Kumasi se anunció antes de que el autobús llegara a la terminal. Primero vino el olor: carbón, plátano frito, el leve dulzor químico del tinte de tela flotando desde algún lugar que no supe identificar. Cuando por fin pisé el asfalto de Kejetia, el mercado al aire libre más grande de África Occidental, ya había perdido toda orientación — y había empezado a disfrutarlo.

El peso de Kejetia

Kejetia no es un lugar que se navega — es un lugar que te absorbe. Los pasillos estrechos se forman entre puestos apilados de ñames del tamaño de mi antebrazo, cubos de camarones secos, rollos de tela wax holandesa en colores que parecen imposibles bajo la luz del mediodía en África Occidental. Seguí a Lia hasta la sección de telas y los dos nos quedamos en silencio. Los vendedores no acosan aquí como en los mercados de otras ciudades; hay una asunción de que uno es serio, de que vino a comprar. Al final compramos. Un tramo de kente azul oscuro y dorado que desde entonces llevo intentando imaginar cómo meter en la maleta.

El Palacio Manhyia y el reino vivo

El reino ashanti no es historia. Esa distinción importa. Cuando visité el Museo del Palacio Manhyia — la residencia oficial del Asantehene, el rey ashanti en ejercicio — el guía lo señaló con suave insistencia. Los tratados coloniales expuestos, la regalia dorada detrás del cristal, las fotografías de reyes estrechando manos con jefes de Estado a lo largo de un siglo: todo conecta con un trono que sigue ocupado, sigue siendo políticamente relevante, sigue siendo capaz de convocar a decenas de miles de personas en Kumasi para el festival Akwasidae. Estuve de pie en una sala donde oficiales británicos se habían sentado frente a un rey ashanti al que intentaban deponer, y la sala parecía recordarlo.

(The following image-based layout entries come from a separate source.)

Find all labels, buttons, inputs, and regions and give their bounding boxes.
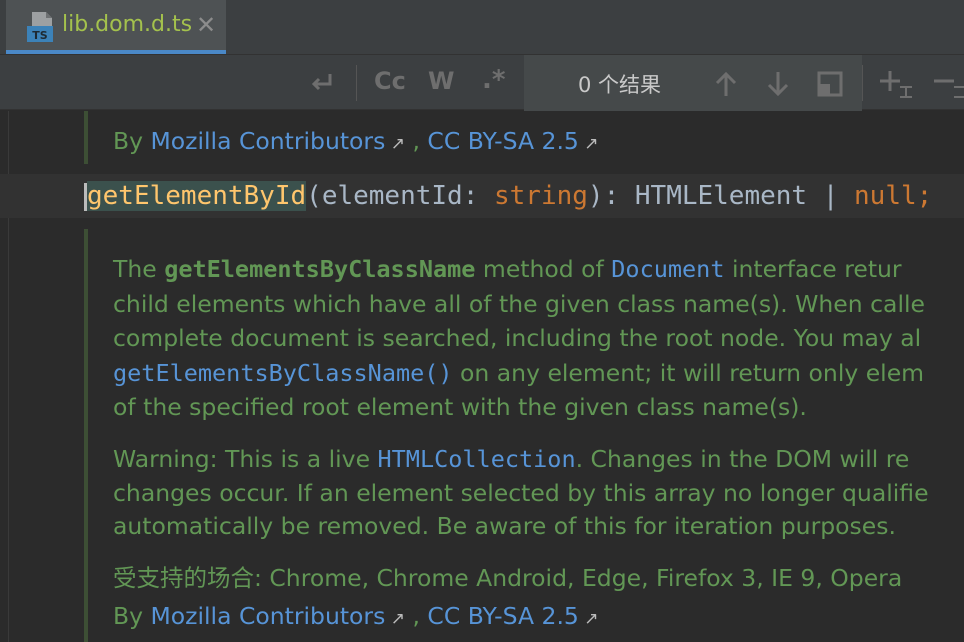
external-link-icon: ↗ [578, 609, 599, 629]
license-link[interactable]: CC BY-SA 2.5 [427, 127, 578, 155]
code-return-type: ): HTMLElement | [587, 181, 855, 211]
tab-lib-dom[interactable]: TS lib.dom.d.ts ✕ [6, 0, 226, 54]
filter-search-results-icon[interactable] [817, 71, 843, 97]
doc-line: of the specified root element with the g… [113, 393, 807, 421]
doc-attribution: By Mozilla Contributors ↗ , CC BY-SA 2.5… [113, 602, 599, 630]
doc-attribution-top: By Mozilla Contributors ↗ , CC BY-SA 2.5… [113, 127, 599, 155]
function-name[interactable]: getElementById [87, 181, 307, 211]
add-occurrence-icon[interactable] [878, 69, 914, 99]
mozilla-contributors-link[interactable]: Mozilla Contributors [151, 602, 386, 630]
external-link-icon: ↗ [385, 609, 405, 629]
next-occurrence-icon[interactable] [765, 70, 791, 98]
by-label: By [113, 602, 151, 630]
getelementsbyclassname-link[interactable]: getElementsByClassName() [113, 359, 453, 387]
code-punctuation: ( [306, 181, 322, 211]
doc-line: automatically be removed. Be aware of th… [113, 512, 896, 540]
mozilla-contributors-link[interactable]: Mozilla Contributors [151, 127, 386, 155]
doc-line: child elements which have all of the giv… [113, 290, 925, 318]
results-area [524, 55, 862, 111]
code-type-keyword: string [494, 181, 588, 211]
external-link-icon: ↗ [578, 134, 599, 154]
browser-support-line: 受支持的场合: Chrome, Chrome Android, Edge, Fi… [113, 564, 903, 592]
separator: , [405, 127, 428, 155]
remove-occurrence-icon[interactable] [932, 69, 964, 99]
typescript-file-icon: TS [27, 12, 53, 42]
doc-line: complete document is searched, including… [113, 324, 922, 352]
toolbar-divider [356, 65, 357, 101]
editor-tab-bar: TS lib.dom.d.ts ✕ [0, 0, 964, 54]
toolbar-divider [862, 65, 863, 101]
document-link[interactable]: Document [611, 255, 724, 283]
find-toolbar: Cc W .* 0 个结果 [0, 54, 964, 111]
doc-line: getElementsByClassName() on any element;… [113, 359, 925, 387]
code-null-keyword: null [854, 181, 917, 211]
close-icon[interactable]: ✕ [196, 11, 216, 40]
htmlcollection-link[interactable]: HTMLCollection [378, 445, 576, 473]
doc-comment-marker [84, 111, 88, 164]
code-semicolon: ; [916, 181, 933, 211]
license-link[interactable]: CC BY-SA 2.5 [427, 602, 578, 630]
inline-code: getElementsByClassName [164, 255, 476, 283]
code-line[interactable]: getElementById(elementId: string): HTMLE… [87, 181, 932, 211]
whole-words-button[interactable]: W [428, 67, 454, 95]
typescript-file-icon-label: TS [32, 29, 48, 42]
tab-title[interactable]: lib.dom.d.ts [62, 12, 192, 37]
doc-line: changes occur. If an element selected by… [113, 479, 929, 507]
replace-in-selection-icon[interactable] [308, 71, 338, 95]
code-editor[interactable]: By Mozilla Contributors ↗ , CC BY-SA 2.5… [0, 111, 964, 642]
search-results-count: 0 个结果 [578, 73, 662, 97]
previous-occurrence-icon[interactable] [713, 70, 739, 98]
by-label: By [113, 127, 151, 155]
separator: , [405, 602, 428, 630]
doc-line: The getElementsByClassName method of Doc… [113, 255, 902, 283]
match-case-button[interactable]: Cc [374, 67, 406, 95]
doc-line: Warning: This is a live HTMLCollection. … [113, 445, 910, 473]
regex-button[interactable]: .* [482, 65, 505, 95]
doc-comment-marker [84, 229, 88, 642]
code-parameter: elementId: [321, 181, 494, 211]
external-link-icon: ↗ [385, 134, 405, 154]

Bonwire y los pueblos del kente

A unos veinte minutos al este de la ciudad, el pueblo de Bonwire es el centro del tejido kente desde hace siglos. Observé a los hombres trabajar en telares horizontales estrechos — las tiras que producen tienen apenas unos diez centímetros de ancho, y luego se cosen entre sí para formar las telas más grandes. El ritmo de la lanzadera, la precisión de los dedos levantando hilos individuales, la forma en que el patrón emerge de algo que parece imposiblemente enredado: es uno de esos oficios que te hace entender hasta qué punto una habilidad puede heredarse. Una tela ceremonial terminada puede llevar semanas. Yo compré una tira pequeña para usar como marcapáginas, me sentí algo avergonzado por la desproporción, y seguí caminando.

Comida en la fuente

Kumasi es donde comí el mejor fufu de todo mi tiempo en Ghana — mandioca y plátano majados, traídos a la mesa todavía humeantes en un cuenco de barro, con una sopa ligera oscurecida con aceite de palma y con trozos de cabra flotando. Se come con la mano derecha. No se habla mucho durante la comida; requiere atención. La mujer que llevaba el chop bar me observaba desde detrás del mostrador y sonrió cuando terminé el cuenco sin dejar nada. Esa sonrisa fue la única reseña que me importó.

Cuándo ir: De noviembre a marzo es seco y relativamente fresco — el viento harmattan trae polvo del Sahara pero la humedad cae notablemente. Evita abril y junio si no te gustan las lluvias tropicales intensas. El festival Akwasidae (cada seis semanas en el calendario ashanti) merece la pena planificar la visita a su alrededor; conviene consultar el calendario con antelación.